Places I’ve lived in SF


I’m taking photos for my friend who moved, of the places she’s lived in San Francisco. I also did that with my grandfather, driving around LA taking photos of all the houses he lived in. Fun exercise! I’ll give you a written tour of mine.

1995: Page street, white building with red stairs. Walk up to the first floor, there’s a nice white painted one bedroom Victorian. Couch surfing on Page Street, at Lyon. Upper Haight, the point of origin for many newbies to SF. Don’t remember much, mostly just there on the weekends, never really even left a packed bag. Went to a lot of “Yale Parties,” though I’m not from Yale.

1996: That boring beige building on Waller Street at Steiner, near some nicely renovated Victorians. Walk up three flights straight up, on corporate grey carpet, to a five room flat. This was one of (what would be) a string of slumlords. At one point his ex-wife tried to convince us, in a letter full of typos, that our rent payments should go to her. Nice try, no cigar. Guy in the flat below us was deaf and played the TV at screeching decibles. Notable roommates: annoying cleaning fetish German roommate, as well as a guy addicted to porn.

1998: See the funeral home? See that pink building next to it? Walk up two stairs with the smell of mildew, and they have carved out a closet that I called home for two years. Market St. between Noe & Sanchez. Lots of fun, lots of partying. Tiny ass studio, where I got a shadow show of gay sex almost nightly on my floor, from neighborhing apartments. Once I was playing solitaire on my computer and someone in a nearby apartment yelled “Red queen on black king!” The vicinity to Peets (across the street) meant I got an ulcer.

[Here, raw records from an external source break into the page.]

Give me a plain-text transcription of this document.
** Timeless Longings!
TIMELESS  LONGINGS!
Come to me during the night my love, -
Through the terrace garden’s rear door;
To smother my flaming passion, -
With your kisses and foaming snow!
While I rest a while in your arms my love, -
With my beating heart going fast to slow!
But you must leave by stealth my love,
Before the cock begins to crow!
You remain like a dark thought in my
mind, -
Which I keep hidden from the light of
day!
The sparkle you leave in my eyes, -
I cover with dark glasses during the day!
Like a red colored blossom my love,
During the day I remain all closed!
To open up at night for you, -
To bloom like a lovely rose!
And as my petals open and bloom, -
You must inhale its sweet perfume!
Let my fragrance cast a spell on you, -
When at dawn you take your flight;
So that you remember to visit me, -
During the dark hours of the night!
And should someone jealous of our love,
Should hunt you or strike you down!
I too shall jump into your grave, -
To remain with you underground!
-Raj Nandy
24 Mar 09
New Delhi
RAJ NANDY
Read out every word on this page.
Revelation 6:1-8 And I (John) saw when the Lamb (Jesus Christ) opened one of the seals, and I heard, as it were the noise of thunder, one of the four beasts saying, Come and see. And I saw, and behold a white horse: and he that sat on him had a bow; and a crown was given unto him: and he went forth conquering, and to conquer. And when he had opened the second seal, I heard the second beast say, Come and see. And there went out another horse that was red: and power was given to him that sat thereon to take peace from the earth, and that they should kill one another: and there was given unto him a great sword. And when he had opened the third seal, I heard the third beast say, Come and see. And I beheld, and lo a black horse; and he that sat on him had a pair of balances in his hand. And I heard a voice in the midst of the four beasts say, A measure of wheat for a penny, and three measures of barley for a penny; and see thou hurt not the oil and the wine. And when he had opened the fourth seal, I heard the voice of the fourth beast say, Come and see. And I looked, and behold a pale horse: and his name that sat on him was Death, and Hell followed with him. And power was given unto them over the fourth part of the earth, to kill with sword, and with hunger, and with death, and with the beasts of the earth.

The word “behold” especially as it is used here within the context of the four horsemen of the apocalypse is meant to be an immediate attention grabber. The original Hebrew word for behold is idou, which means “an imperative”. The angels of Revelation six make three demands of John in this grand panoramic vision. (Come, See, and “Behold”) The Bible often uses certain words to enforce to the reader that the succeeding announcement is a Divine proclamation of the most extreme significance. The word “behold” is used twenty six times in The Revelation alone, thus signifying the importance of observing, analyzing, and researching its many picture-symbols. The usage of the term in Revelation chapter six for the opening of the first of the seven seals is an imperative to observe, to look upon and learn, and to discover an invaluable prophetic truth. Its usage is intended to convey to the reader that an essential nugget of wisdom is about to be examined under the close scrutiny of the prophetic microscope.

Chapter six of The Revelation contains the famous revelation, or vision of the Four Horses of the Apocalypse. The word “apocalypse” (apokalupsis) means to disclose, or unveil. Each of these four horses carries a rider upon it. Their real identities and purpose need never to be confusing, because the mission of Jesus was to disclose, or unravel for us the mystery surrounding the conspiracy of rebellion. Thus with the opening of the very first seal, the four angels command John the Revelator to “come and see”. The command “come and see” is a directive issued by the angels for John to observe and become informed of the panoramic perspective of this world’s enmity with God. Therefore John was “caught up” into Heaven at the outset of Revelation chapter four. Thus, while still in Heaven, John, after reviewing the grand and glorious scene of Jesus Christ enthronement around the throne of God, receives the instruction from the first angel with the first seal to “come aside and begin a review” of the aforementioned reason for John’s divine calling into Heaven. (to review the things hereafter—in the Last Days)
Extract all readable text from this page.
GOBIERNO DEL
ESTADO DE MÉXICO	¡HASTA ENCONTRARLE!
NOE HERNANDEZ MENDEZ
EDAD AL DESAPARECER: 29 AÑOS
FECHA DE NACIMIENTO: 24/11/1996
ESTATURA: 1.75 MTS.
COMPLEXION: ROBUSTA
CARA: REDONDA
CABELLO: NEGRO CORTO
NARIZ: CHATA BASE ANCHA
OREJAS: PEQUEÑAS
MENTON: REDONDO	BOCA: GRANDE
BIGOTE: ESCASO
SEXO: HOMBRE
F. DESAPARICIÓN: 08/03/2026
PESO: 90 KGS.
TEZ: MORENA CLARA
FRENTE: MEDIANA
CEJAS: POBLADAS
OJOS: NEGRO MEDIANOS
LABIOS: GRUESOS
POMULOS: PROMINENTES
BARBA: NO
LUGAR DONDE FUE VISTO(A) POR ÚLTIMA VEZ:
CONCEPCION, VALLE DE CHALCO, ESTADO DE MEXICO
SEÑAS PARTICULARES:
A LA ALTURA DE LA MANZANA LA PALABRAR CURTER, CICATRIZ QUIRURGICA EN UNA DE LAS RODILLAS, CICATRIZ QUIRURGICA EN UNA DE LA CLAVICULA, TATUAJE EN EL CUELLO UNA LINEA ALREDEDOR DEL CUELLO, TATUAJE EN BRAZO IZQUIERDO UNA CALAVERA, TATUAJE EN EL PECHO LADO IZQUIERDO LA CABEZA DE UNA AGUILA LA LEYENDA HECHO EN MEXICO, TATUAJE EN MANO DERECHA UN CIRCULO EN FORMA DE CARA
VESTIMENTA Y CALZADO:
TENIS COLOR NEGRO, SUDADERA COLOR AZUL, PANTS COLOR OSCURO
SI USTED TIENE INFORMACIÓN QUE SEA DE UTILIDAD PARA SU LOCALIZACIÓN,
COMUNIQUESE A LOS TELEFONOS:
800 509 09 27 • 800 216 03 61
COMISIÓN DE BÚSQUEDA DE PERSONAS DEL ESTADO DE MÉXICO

1999: See the big Mission Church? Across are these Victorian apartment buildings all in a row. I was moving on up, to a two bedroom in the Inner Mission (and yet only 2 blocks away). 16th street between Dolores and Church. Got to live with another foodie, so we had some amazing dinners there in our Victorian kitchen: no counter space, one sink in a pantry, and the refrigerator was the most modern convenience. 1930s era oven leaked gas. Well, needless to say the building burned down last June.